Sometimes progress takes the form of completing the project in a single swoop. Other times progress happens in bite-size stages. Take my magazine situation, for example. I fully expect that one day, my magazines will be organized effectively. While I tend to have very organized magazine piles, they are still piles and not things that I want to have around our house in the long-run. But I have not yet eradicated these piles…and that’s okay. I’m making slow and steady progress toward that goal.
The steps that I’m taking to accomplish this goal are done with a sense of joy and inspiration. As a result, ideas keep coming to thought as to how I can freshen the process, make my magazine binders more user-friendly, etc.

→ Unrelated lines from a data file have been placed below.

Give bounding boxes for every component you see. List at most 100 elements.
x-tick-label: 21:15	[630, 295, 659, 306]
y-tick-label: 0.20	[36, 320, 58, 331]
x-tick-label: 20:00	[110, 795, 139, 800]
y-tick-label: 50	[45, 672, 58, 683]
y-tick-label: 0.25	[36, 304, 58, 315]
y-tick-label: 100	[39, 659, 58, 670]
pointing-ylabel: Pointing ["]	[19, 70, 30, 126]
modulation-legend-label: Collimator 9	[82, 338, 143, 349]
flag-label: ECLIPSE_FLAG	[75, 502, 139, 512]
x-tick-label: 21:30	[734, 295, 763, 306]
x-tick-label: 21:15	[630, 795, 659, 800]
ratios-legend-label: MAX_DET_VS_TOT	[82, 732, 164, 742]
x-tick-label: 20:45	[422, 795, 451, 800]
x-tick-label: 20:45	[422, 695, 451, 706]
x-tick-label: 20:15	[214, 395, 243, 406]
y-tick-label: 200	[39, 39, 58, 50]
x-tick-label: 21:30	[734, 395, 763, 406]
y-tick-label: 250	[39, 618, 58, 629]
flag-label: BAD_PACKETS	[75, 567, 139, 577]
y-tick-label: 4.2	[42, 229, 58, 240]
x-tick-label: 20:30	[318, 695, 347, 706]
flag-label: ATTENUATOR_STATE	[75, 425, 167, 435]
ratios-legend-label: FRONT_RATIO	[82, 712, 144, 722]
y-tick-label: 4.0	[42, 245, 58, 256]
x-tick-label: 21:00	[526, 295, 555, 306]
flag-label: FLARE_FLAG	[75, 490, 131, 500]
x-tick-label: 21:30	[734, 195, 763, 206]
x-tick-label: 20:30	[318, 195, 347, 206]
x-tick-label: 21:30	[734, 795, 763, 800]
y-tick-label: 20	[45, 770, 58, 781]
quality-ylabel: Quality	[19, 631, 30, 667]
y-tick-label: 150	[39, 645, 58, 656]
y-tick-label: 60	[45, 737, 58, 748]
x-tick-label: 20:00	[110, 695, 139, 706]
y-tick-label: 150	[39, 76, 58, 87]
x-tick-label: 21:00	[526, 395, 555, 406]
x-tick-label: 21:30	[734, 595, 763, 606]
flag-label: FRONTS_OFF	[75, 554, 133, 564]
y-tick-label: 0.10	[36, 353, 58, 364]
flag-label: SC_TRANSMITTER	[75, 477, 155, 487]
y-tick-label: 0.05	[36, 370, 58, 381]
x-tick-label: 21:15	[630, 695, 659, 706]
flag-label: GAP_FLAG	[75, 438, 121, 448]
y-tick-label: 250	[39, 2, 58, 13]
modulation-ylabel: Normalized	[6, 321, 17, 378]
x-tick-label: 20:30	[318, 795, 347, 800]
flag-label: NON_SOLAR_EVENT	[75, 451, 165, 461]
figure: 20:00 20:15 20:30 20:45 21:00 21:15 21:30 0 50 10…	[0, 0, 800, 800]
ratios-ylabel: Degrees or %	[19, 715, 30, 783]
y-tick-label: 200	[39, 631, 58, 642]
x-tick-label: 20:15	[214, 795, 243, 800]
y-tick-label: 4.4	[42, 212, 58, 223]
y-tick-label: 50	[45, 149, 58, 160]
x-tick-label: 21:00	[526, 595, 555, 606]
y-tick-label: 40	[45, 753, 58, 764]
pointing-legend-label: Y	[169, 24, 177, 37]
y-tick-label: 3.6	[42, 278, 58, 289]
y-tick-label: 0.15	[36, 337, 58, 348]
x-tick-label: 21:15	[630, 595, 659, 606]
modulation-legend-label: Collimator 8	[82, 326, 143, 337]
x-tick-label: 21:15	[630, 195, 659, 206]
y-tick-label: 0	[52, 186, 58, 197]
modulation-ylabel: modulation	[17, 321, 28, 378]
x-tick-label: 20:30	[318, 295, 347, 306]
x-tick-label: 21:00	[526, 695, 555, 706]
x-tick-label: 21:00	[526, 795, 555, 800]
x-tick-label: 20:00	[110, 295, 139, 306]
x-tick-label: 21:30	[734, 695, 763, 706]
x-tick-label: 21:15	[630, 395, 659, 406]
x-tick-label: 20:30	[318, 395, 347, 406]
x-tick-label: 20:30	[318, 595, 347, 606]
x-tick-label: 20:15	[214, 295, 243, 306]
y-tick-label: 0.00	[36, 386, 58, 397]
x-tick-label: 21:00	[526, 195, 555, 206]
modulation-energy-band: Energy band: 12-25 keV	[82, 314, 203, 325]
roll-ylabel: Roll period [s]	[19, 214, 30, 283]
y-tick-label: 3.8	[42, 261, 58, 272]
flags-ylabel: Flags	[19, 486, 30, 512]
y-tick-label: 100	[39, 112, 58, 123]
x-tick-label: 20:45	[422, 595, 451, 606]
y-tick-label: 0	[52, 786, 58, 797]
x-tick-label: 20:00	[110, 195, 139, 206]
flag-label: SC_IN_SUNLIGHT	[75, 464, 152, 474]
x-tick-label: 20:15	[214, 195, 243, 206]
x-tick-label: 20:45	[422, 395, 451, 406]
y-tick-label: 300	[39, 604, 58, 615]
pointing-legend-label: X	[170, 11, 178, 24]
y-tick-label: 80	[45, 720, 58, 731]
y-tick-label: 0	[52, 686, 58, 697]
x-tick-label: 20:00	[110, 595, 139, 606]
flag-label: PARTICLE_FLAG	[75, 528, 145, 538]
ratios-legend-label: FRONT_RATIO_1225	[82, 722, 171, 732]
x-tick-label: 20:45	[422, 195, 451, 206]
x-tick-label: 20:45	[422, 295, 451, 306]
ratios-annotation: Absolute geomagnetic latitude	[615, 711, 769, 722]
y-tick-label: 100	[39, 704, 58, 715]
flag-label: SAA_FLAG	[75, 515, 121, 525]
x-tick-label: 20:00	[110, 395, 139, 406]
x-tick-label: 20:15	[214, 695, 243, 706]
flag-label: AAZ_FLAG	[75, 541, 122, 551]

I’m not working on this project with a heavy sense that I simply have to do it or that I should do it. And, understandably, progress is not impeded.
Several months ago, I organized my bathroom cabinet after I was motivated to do so. During that time I realized that because I waited until I actually wanted to organize it, I greatly enjoyed the process. Today, my heart sings whenever I open those cabinet doors – surging with organizational satisfaction about a job that continues to reflect the sense of joy and inspiration with which it was completed.
Instead of looking at your weekend to do list and feeling overwhelmed, take some time to consider how you’re approaching those to dos. What steps can you take that will support progress? How can you make sure that you don’t barrel through a task just to finish it? How might you break down a large project into brief phases? What are you being inspired to do today?
When projects are approached from the perspective of completing things when it’s right to do so and when we’re feeling inspired to do so, we feel peaceful, motivated, energized, and enthused. There is no stress, no forced activity, and plenty of progress.